5. The learned Government Advocate submitted that no indulgence should be shown to the petitioners because it is his contention that reading between the lines it is abundantly clear that the petitioners have played a fraud on the office of the Tribunal and are virtually getting away with it only because of the type of report put forward by the Tahsildar wherein he has only stated that applications were found in the office and has not reported the obvious, viz., that the circumstances under which they could have got there, are suspicious and require to be investigated in due course. The learned Counsel has submitted that it is not a question of any indulgence to the present litigants but the fact that it would afford an opportunity to like-minded persons to indulge in unfair practices and get the advantage thereof. He has therefore insisted that on the present record where the petitioners are unable to prove or establish to the satisfaction of the Court that they had filed the applications in time, that no interference with the order is competent.
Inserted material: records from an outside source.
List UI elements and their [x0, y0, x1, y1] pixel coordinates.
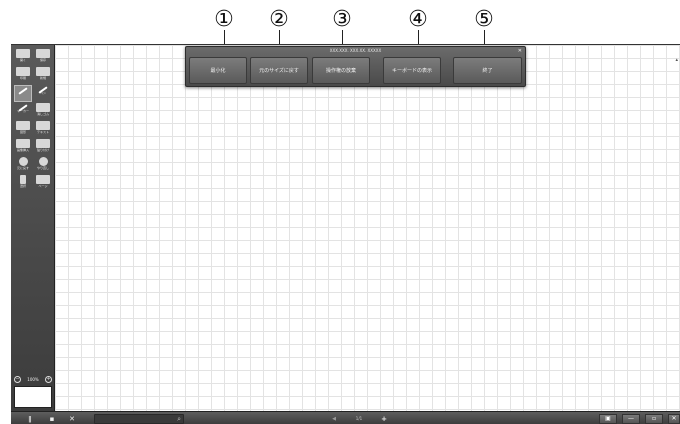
tool-marker[interactable]: マーカー: [14, 103, 32, 120]
search-icon: ⌕: [177, 415, 181, 423]
exit-button[interactable]: 終了: [453, 57, 522, 84]
close-window-button[interactable]: ✕: [668, 414, 680, 424]
tool-page[interactable]: ページ: [34, 175, 52, 192]
page-thumbnail[interactable]: [14, 386, 52, 408]
top-floating-menu: XXX.XXX. XXX.XX. XXXXX ✕ 最小化 元のサイズに戻す 操作…: [185, 46, 526, 87]
zoom-controls: − 100% +: [14, 375, 52, 383]
prev-page-button[interactable]: ◀: [329, 414, 339, 424]
screenshot-page: ① ② ③ ④ ⑤ 開く 保存 印刷 新規 ペン マーカー 消しゴム 図形 テキ…: [0, 0, 680, 424]
new-page-icon: [36, 67, 50, 76]
page-indicator: 1/1: [355, 416, 363, 421]
shape-icon: [16, 121, 30, 130]
restore-size-button[interactable]: 元のサイズに戻す: [250, 57, 308, 84]
redo-icon: [38, 157, 48, 166]
tool-open[interactable]: 開く: [14, 49, 32, 66]
eraser-icon: [36, 103, 50, 112]
zoom-out-icon[interactable]: −: [14, 375, 21, 383]
menu-title: XXX.XXX. XXX.XX. XXXXX: [329, 48, 382, 53]
release-control-button[interactable]: 操作権の放棄: [312, 57, 370, 84]
bottom-toolbar: ǁ ▪ ✕ ⌕ ◀ 1/1 + ▣ — ▫ ✕: [11, 411, 680, 424]
info-icon[interactable]: ǁ: [25, 414, 35, 424]
tool-text[interactable]: テキスト: [34, 121, 52, 138]
add-page-button[interactable]: +: [377, 414, 391, 424]
whiteboard-canvas[interactable]: ▴: [55, 45, 680, 411]
paste-icon: [36, 139, 50, 148]
left-toolbar: 開く 保存 印刷 新規 ペン マーカー 消しゴム 図形 テキスト 画像挿入 貼り…: [11, 45, 55, 411]
show-keyboard-button[interactable]: キーボードの表示: [383, 57, 441, 84]
undo-icon: [18, 157, 28, 166]
tool-print[interactable]: 印刷: [14, 67, 32, 84]
print-icon: [16, 67, 30, 76]
image-icon: [16, 139, 30, 148]
folder-icon: [16, 49, 30, 58]
minimize-window-button[interactable]: —: [622, 414, 640, 424]
tool-redo[interactable]: やり直し: [34, 157, 52, 174]
tool-eraser[interactable]: 消しゴム: [34, 103, 52, 120]
tool-image[interactable]: 画像挿入: [14, 139, 32, 156]
cut-icon[interactable]: ✕: [67, 414, 77, 424]
tool-shape[interactable]: 図形: [14, 121, 32, 138]
tool-undo[interactable]: 元に戻す: [14, 157, 32, 174]
restore-window-button[interactable]: ▫: [645, 414, 663, 424]
save-icon: [36, 49, 50, 58]
search-input[interactable]: ⌕: [94, 414, 184, 424]
text-icon: [36, 121, 50, 130]
copy-icon[interactable]: ▪: [47, 414, 57, 424]
tool-save[interactable]: 保存: [34, 49, 52, 66]
zoom-in-icon[interactable]: +: [45, 375, 52, 383]
zoom-level: 100%: [27, 376, 39, 382]
tool-paste[interactable]: 貼り付け: [34, 139, 52, 156]
menu-close-icon[interactable]: ✕: [518, 48, 522, 54]
canvas-corner-marker: ▴: [675, 57, 678, 63]
tool-select-active[interactable]: [14, 85, 32, 102]
tool-cursor[interactable]: 選択: [14, 175, 32, 192]
tool-pen[interactable]: ペン: [34, 85, 52, 102]
whiteboard-app-window: 開く 保存 印刷 新規 ペン マーカー 消しゴム 図形 テキスト 画像挿入 貼り…: [11, 44, 680, 424]
minimize-button[interactable]: 最小化: [189, 57, 247, 84]
cursor-icon: [20, 175, 26, 184]
tool-new[interactable]: 新規: [34, 67, 52, 84]
toggle-display-button[interactable]: ▣: [599, 414, 617, 424]
page-icon: [36, 175, 50, 184]
select-pointer-icon: [18, 87, 28, 95]
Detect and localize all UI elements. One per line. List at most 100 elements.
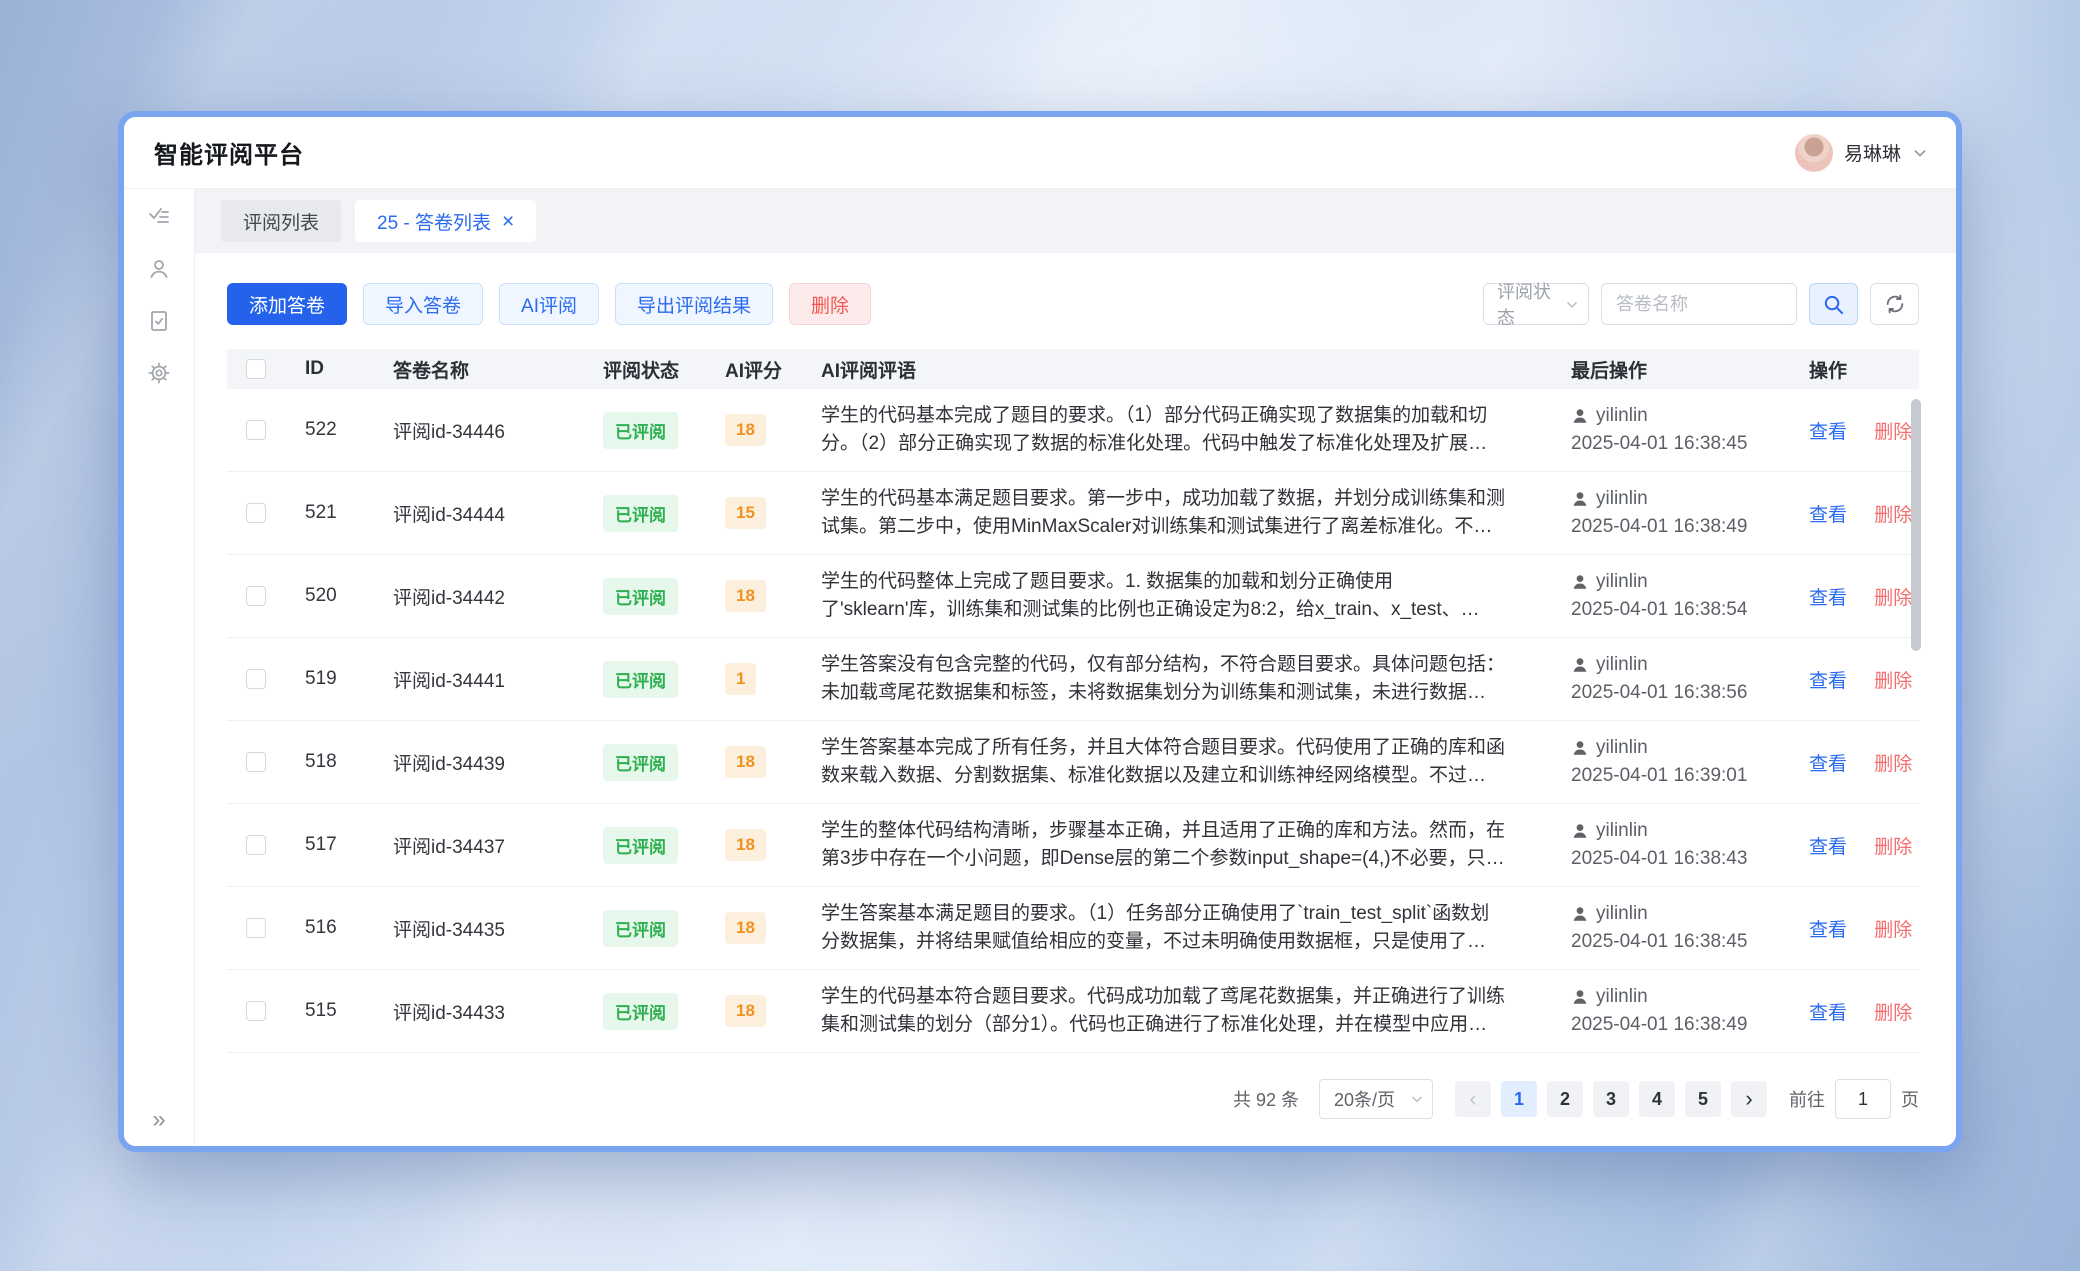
next-page-button[interactable]: › <box>1731 1081 1767 1117</box>
page-button-5[interactable]: 5 <box>1685 1081 1721 1117</box>
table-row: 520 评阅id-34442 已评阅 18 学生的代码整体上完成了题目要求。1.… <box>227 555 1919 638</box>
table-header-row: ID 答卷名称 评阅状态 AI评分 AI评阅评语 最后操作 操作 <box>227 349 1919 389</box>
table-row: 515 评阅id-34433 已评阅 18 学生的代码基本符合题目要求。代码成功… <box>227 970 1919 1053</box>
delete-link[interactable]: 删除 <box>1874 671 1912 692</box>
page-button-4[interactable]: 4 <box>1639 1081 1675 1117</box>
app-header: 智能评阅平台 易琳琳 <box>124 117 1956 189</box>
row-id: 521 <box>305 502 337 523</box>
delete-link[interactable]: 删除 <box>1874 422 1912 443</box>
view-link[interactable]: 查看 <box>1809 754 1847 775</box>
view-link[interactable]: 查看 <box>1809 505 1847 526</box>
score-badge: 18 <box>725 829 766 861</box>
column-header-status: 评阅状态 <box>583 356 705 383</box>
tab-answer-sheet-list[interactable]: 25 - 答卷列表 × <box>355 200 536 242</box>
row-id: 515 <box>305 1000 337 1021</box>
ai-comment: 学生的代码基本完成了题目的要求。（1）部分代码正确实现了数据集的加载和切分。（2… <box>821 402 1505 458</box>
delete-link[interactable]: 删除 <box>1874 920 1912 941</box>
view-link[interactable]: 查看 <box>1809 920 1847 941</box>
person-icon <box>1571 573 1589 591</box>
operator-name: yilinlin <box>1596 903 1648 925</box>
pagination: 共 92 条 20条/页 ‹ 12345 › 前往 页 <box>227 1079 1919 1119</box>
goto-page-input[interactable] <box>1835 1079 1891 1119</box>
answer-sheet-name: 评阅id-34444 <box>393 505 505 526</box>
row-checkbox[interactable] <box>246 1001 266 1021</box>
row-checkbox[interactable] <box>246 918 266 938</box>
table-row: 518 评阅id-34439 已评阅 18 学生答案基本完成了所有任务，并且大体… <box>227 721 1919 804</box>
row-checkbox[interactable] <box>246 586 266 606</box>
row-id: 522 <box>305 419 337 440</box>
delete-link[interactable]: 删除 <box>1874 754 1912 775</box>
tab-label: 25 - 答卷列表 <box>377 208 491 235</box>
close-icon[interactable]: × <box>502 211 514 232</box>
operation-time: 2025-04-01 16:38:54 <box>1571 599 1789 621</box>
sidebar-item-settings[interactable] <box>124 347 194 399</box>
column-header-action: 操作 <box>1789 356 1919 383</box>
select-all-checkbox[interactable] <box>246 359 266 379</box>
column-header-score: AI评分 <box>705 356 801 383</box>
page-size-select[interactable]: 20条/页 <box>1319 1079 1433 1119</box>
double-arrow-right-icon: » <box>152 1106 165 1133</box>
prev-page-button[interactable]: ‹ <box>1455 1081 1491 1117</box>
delete-link[interactable]: 删除 <box>1874 837 1912 858</box>
ai-review-button[interactable]: AI评阅 <box>499 283 599 325</box>
status-badge: 已评阅 <box>603 910 678 947</box>
operation-time: 2025-04-01 16:38:49 <box>1571 1014 1789 1036</box>
chevron-down-icon <box>1912 145 1928 161</box>
refresh-icon <box>1884 293 1906 315</box>
row-id: 517 <box>305 834 337 855</box>
row-checkbox[interactable] <box>246 752 266 772</box>
refresh-button[interactable] <box>1870 283 1919 325</box>
sidebar-item-review-list[interactable] <box>124 191 194 243</box>
row-checkbox[interactable] <box>246 669 266 689</box>
sidebar-collapse-button[interactable]: » <box>124 1106 194 1134</box>
answer-sheet-name: 评阅id-34446 <box>393 422 505 443</box>
page-title: 智能评阅平台 <box>154 135 304 170</box>
search-button[interactable] <box>1809 283 1858 325</box>
filter-bar: 评阅状态 <box>1483 283 1919 325</box>
view-link[interactable]: 查看 <box>1809 588 1847 609</box>
score-badge: 15 <box>725 497 766 529</box>
row-checkbox[interactable] <box>246 835 266 855</box>
operator-name: yilinlin <box>1596 571 1648 593</box>
column-header-id: ID <box>285 358 373 380</box>
answer-sheet-name-input[interactable] <box>1601 283 1797 325</box>
row-checkbox[interactable] <box>246 503 266 523</box>
page-button-1[interactable]: 1 <box>1501 1081 1537 1117</box>
view-link[interactable]: 查看 <box>1809 422 1847 443</box>
add-answer-sheet-button[interactable]: 添加答卷 <box>227 283 347 325</box>
operation-time: 2025-04-01 16:39:01 <box>1571 765 1789 787</box>
import-answer-sheet-button[interactable]: 导入答卷 <box>363 283 483 325</box>
export-results-button[interactable]: 导出评阅结果 <box>615 283 773 325</box>
row-checkbox[interactable] <box>246 420 266 440</box>
view-link[interactable]: 查看 <box>1809 1003 1847 1024</box>
vertical-scrollbar[interactable] <box>1911 399 1921 651</box>
delete-link[interactable]: 删除 <box>1874 588 1912 609</box>
ai-comment: 学生答案基本完成了所有任务，并且大体符合题目要求。代码使用了正确的库和函数来载入… <box>821 734 1505 790</box>
operator-name: yilinlin <box>1596 488 1648 510</box>
tab-review-list[interactable]: 评阅列表 <box>221 200 341 242</box>
page-button-2[interactable]: 2 <box>1547 1081 1583 1117</box>
review-status-select[interactable]: 评阅状态 <box>1483 283 1589 325</box>
delete-button[interactable]: 删除 <box>789 283 871 325</box>
page-unit-label: 页 <box>1901 1086 1919 1112</box>
view-link[interactable]: 查看 <box>1809 671 1847 692</box>
chevron-down-icon <box>1565 297 1579 312</box>
ai-comment: 学生的代码基本满足题目要求。第一步中，成功加载了数据，并划分成训练集和测试集。第… <box>821 485 1505 541</box>
app-window: 智能评阅平台 易琳琳 <box>118 111 1962 1152</box>
view-link[interactable]: 查看 <box>1809 837 1847 858</box>
delete-link[interactable]: 删除 <box>1874 1003 1912 1024</box>
goto-label: 前往 <box>1789 1086 1825 1112</box>
delete-link[interactable]: 删除 <box>1874 505 1912 526</box>
sidebar-item-papers[interactable] <box>124 295 194 347</box>
answer-sheet-table: ID 答卷名称 评阅状态 AI评分 AI评阅评语 最后操作 操作 522 评阅i… <box>227 349 1919 1053</box>
page-button-3[interactable]: 3 <box>1593 1081 1629 1117</box>
avatar[interactable] <box>1795 134 1833 172</box>
goto-page: 前往 页 <box>1789 1079 1919 1119</box>
sidebar-item-users[interactable] <box>124 243 194 295</box>
answer-sheet-name: 评阅id-34435 <box>393 920 505 941</box>
page-number-list: 12345 <box>1501 1081 1721 1117</box>
user-menu[interactable]: 易琳琳 <box>1795 134 1928 172</box>
answer-sheet-name: 评阅id-34439 <box>393 754 505 775</box>
status-badge: 已评阅 <box>603 744 678 781</box>
status-badge: 已评阅 <box>603 578 678 615</box>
6. While I concede that no allowance or leniency can be shown if a fraud is detected and the learned Government Pleader is right in this regard, the situation before the Court is slightly different. In the first instance, the time for filing of the applications was subsequently extended and the petitioners' learned Advocate states that since the earlier case had not been taken up that his clients once again presented their applications but, again there is no evidence of this. The real difficulty arises from the fact that the Tahsildar who at the stage when he was asked to look into the matter has reported the position that the documents were found in the office and has not recorded anything irregular or suspicious about the same and this is the only reason why the most charitable view will have to be taken and the Court will have to hold that the possibility of the applications having been overlooked at the initial stage cannot be ruled out.

7. The more important aspect of the case is that prima fade, on merits the Tribunal has had something to say in favour of the applicants and we are therefore left with the position whereby the applicants who may have a valid claim, will otherwise be totally disqualified on the technical plea in support of which there is no conclusive evidence to show that they had not applied within the prescribed period of time. Strangely enough, the record also does not establish that they had done so. I would, under these circumstances, be left with no option except to give the benefit of doubt to the petitioners.

8. Having regard to the aforesaid situation, the order of the Tribunal will necessarily have to be set aside. It is not permissible for this Court, in the absence of respondents 3 and 5 but, more importantly where it is a question of conferment of occupancy rights, to evaluate the evidence and grant or refuse occupancy rights because, the Division Bench has held that these are the special powers to be exclusively exercised by the Tribunal. The order is accordingly set aside and the case is remanded to the Tribunal along with the records with a direction that the Tribunal shall ensure that all the necessary parties have notice of the proceeding and thereafter, the Tribunal shall hear the parties and pass tresh orders on merits. Parties to maintain status quo in the meanwhile and if any interim orders are necessary liberty to move the Tribunal for this purpose.

The writ petition succeeds to this extent and stands disposed of. No order as to costs.